Nikolas la dévisagea, incrédule.
« Tu penses que cette chose, cette arme, pour être plus précis, a filé en douce d’un des immeubles les plus protégés au monde, après avoir cassé la super-caisse dans laquelle il était enfermé depuis cinq ans, sans n’alerter personne ? C’est un peu tiré par les cheveux, Christine. »
Alex balança le mégot de son cigare au loin. .
« Dis nous ce que t’en penses, au lieu de nous faire languir.
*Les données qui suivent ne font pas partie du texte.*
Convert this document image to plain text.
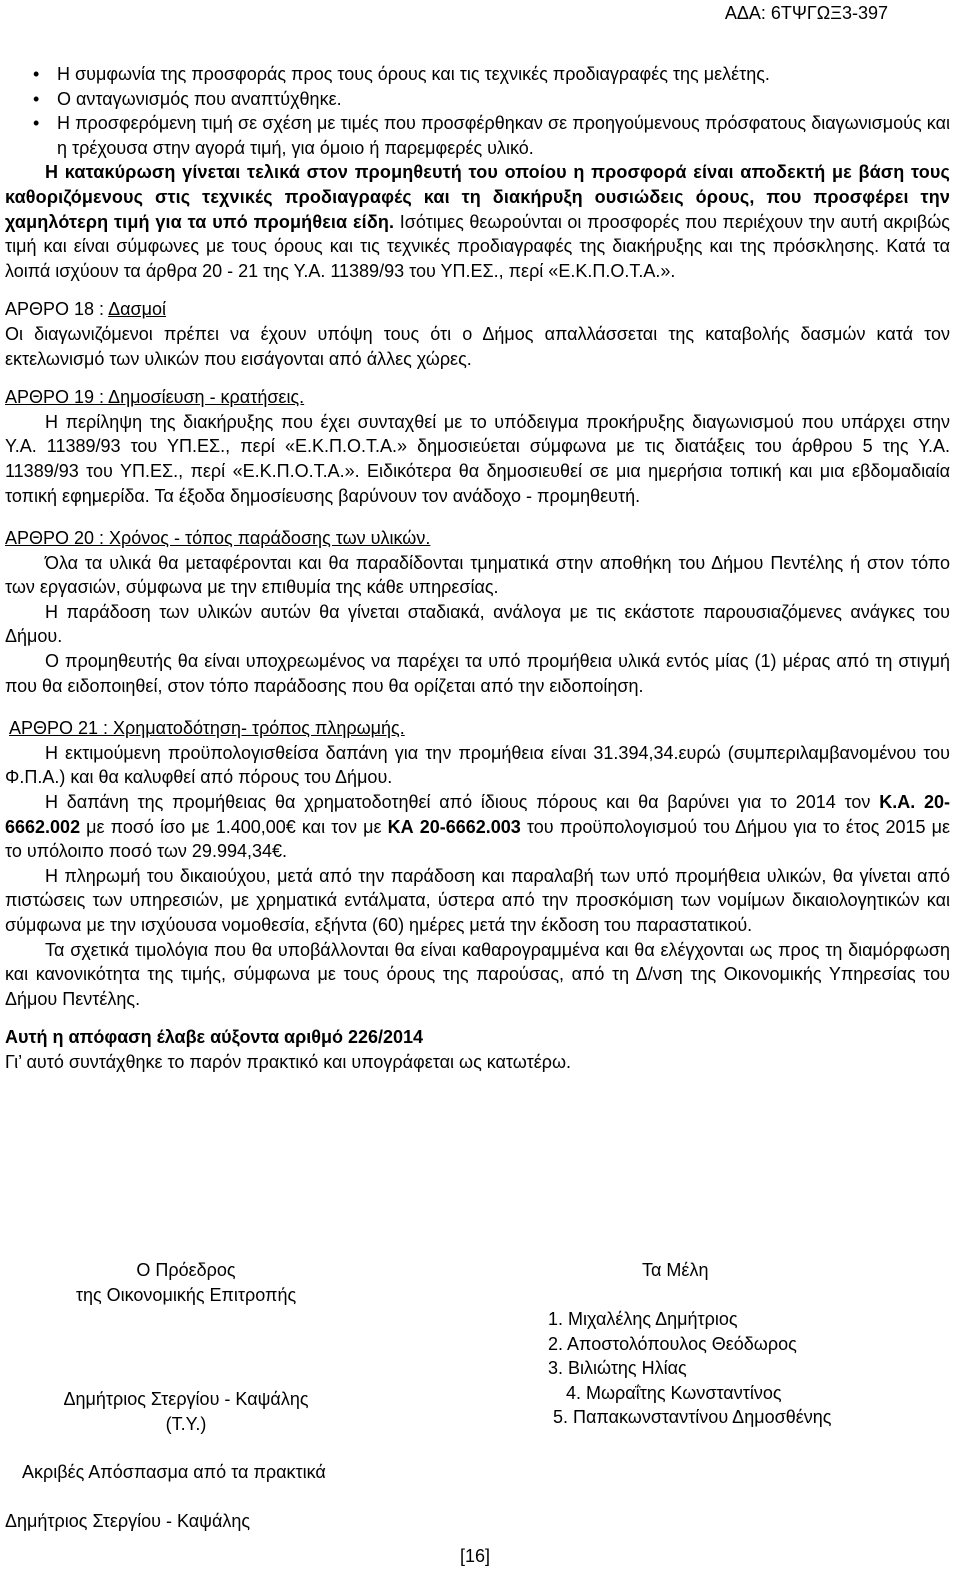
ΑΔΑ: 6ΤΨΓΩΞ3-397
• Η συμφωνία της προσφοράς προς τους όρους και τις τεχνικές προδιαγραφές της μελέτης.
• Ο ανταγωνισμός που αναπτύχθηκε.
• Η προσφερόμενη τιμή σε σχέση με τιμές που προσφέρθηκαν σε προηγούμενους πρόσφατους διαγωνισμούς και η τρέχουσα στην αγορά τιμή, για όμοιο ή παρεμφερές υλικό.

Η κατακύρωση γίνεται τελικά στον προμηθευτή του οποίου η προσφορά είναι αποδεκτή με βάση τους καθοριζόμενους στις τεχνικές προδιαγραφές και τη διακήρυξη ουσιώδεις όρους, που προσφέρει την χαμηλότερη τιμή για τα υπό προμήθεια είδη. Ισότιμες θεωρούνται οι προσφορές που περιέχουν την αυτή ακριβώς τιμή και είναι σύμφωνες με τους όρους και τις τεχνικές προδιαγραφές της διακήρυξης και της πρόσκλησης. Κατά τα λοιπά ισχύουν τα άρθρα 20 - 21 της Υ.Α. 11389/93 του ΥΠ.ΕΣ., περί «Ε.Κ.Π.Ο.Τ.Α.».

ΑΡΘΡΟ 18 : Δασμοί

Οι διαγωνιζόμενοι πρέπει να έχουν υπόψη τους ότι ο Δήμος απαλλάσσεται της καταβολής δασμών κατά τον εκτελωνισμό των υλικών που εισάγονται από άλλες χώρες.

ΑΡΘΡΟ 19 : Δημοσίευση - κρατήσεις.

Η περίληψη της διακήρυξης που έχει συνταχθεί με το υπόδειγμα προκήρυξης διαγωνισμού που υπάρχει στην Υ.Α. 11389/93 του ΥΠ.ΕΣ., περί «Ε.Κ.Π.Ο.Τ.Α.» δημοσιεύεται σύμφωνα με τις διατάξεις του άρθρου 5 της Υ.Α. 11389/93 του ΥΠ.ΕΣ., περί «Ε.Κ.Π.Ο.Τ.Α.». Ειδικότερα θα δημοσιευθεί σε μια ημερήσια τοπική και μια εβδομαδιαία τοπική εφημερίδα. Τα έξοδα δημοσίευσης βαρύνουν τον ανάδοχο - προμηθευτή.

ΑΡΘΡΟ 20 : Χρόνος - τόπος παράδοσης των υλικών.

Όλα τα υλικά θα μεταφέρονται και θα παραδίδονται τμηματικά στην αποθήκη του Δήμου Πεντέλης ή στον τόπο των εργασιών, σύμφωνα με την επιθυμία της κάθε υπηρεσίας.

Η παράδοση των υλικών αυτών θα γίνεται σταδιακά, ανάλογα με τις εκάστοτε παρουσιαζόμενες ανάγκες του Δήμου.

Ο προμηθευτής θα είναι υποχρεωμένος να παρέχει τα υπό προμήθεια υλικά εντός μίας (1) μέρας από τη στιγμή που θα ειδοποιηθεί, στον τόπο παράδοσης που θα ορίζεται από την ειδοποίηση.

ΑΡΘΡΟ 21 : Χρηματοδότηση- τρόπος πληρωμής.

Η εκτιμούμενη προϋπολογισθείσα δαπάνη για την προμήθεια είναι 31.394,34.ευρώ (συμπεριλαμβανομένου του Φ.Π.Α.) και θα καλυφθεί από πόρους του Δήμου.

Η δαπάνη της προμήθειας θα χρηματοδοτηθεί από ίδιους πόρους και θα βαρύνει για το 2014 τον Κ.Α. 20-6662.002 με ποσό ίσο με 1.400,00€ και τον με ΚΑ 20-6662.003 του προϋπολογισμού του Δήμου για το έτος 2015 με το υπόλοιπο ποσό των 29.994,34€.

Η πληρωμή του δικαιούχου, μετά από την παράδοση και παραλαβή των υπό προμήθεια υλικών, θα γίνεται από πιστώσεις των υπηρεσιών, με χρηματικά εντάλματα, ύστερα από την προσκόμιση των νομίμων δικαιολογητικών και σύμφωνα με την ισχύουσα νομοθεσία, εξήντα (60) ημέρες μετά την έκδοση του παραστατικού.

Τα σχετικά τιμολόγια που θα υποβάλλονται θα είναι καθαρογραμμένα και θα ελέγχονται ως προς τη διαμόρφωση και κανονικότητα της τιμής, σύμφωνα με τους όρους της παρούσας, από τη Δ/νση της Οικονομικής Υπηρεσίας του Δήμου Πεντέλης.

Αυτή η απόφαση έλαβε αύξοντα αριθμό 226/2014

Γι’ αυτό συντάχθηκε το παρόν πρακτικό και υπογράφεται ως κατωτέρω.

Ο Πρόεδρος
της Οικονομικής Επιτροπής
Δημήτριος Στεργίου - Καψάλης
(Τ.Υ.)
Τα Μέλη
1. Μιχαλέλης Δημήτριος
2. Αποστολόπουλος Θεόδωρος
3. Βιλιώτης Ηλίας
4. Μωραΐτης Κωνσταντίνος
5. Παπακωνσταντίνου Δημοσθένης
Ακριβές Απόσπασμα από τα πρακτικά
Δημήτριος Στεργίου - Καψάλης
[16]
- C’est tout simple, fit Nikolas en croisant les doigts. On l’a délivré. »
Stupeur, surprise, horreur et incompréhension sur les trois visages. Bingo. Il avait enfin toute leur attention. McArest répondit précipitamment.
« Minute, c’est dingue, ton histoire. Ce symbiote est l’une des pires saloperies que je n’aie jamais rencontrée, et je suis presque centenaire. Faudrait être totalement fou pour faire ça. Ou avoir une sacrée bonne idée derrière la tête. »
Nikolas le pointa du doigt en clignant des yeux.
« Exactement, James. Ce quelqu’un qui a relâché le symbiote avait une sacrée bonne idée derrière la tête. Il voulait que Slayton retrouve tous ses pouvoirs. Tout comme il voulait que Cray et toi retrouviez vos souvenirs et ce qui va avec. Et cette personne vient de Stormwatch. »
Christine se releva, secouant la tête, la prenant entre ses mains.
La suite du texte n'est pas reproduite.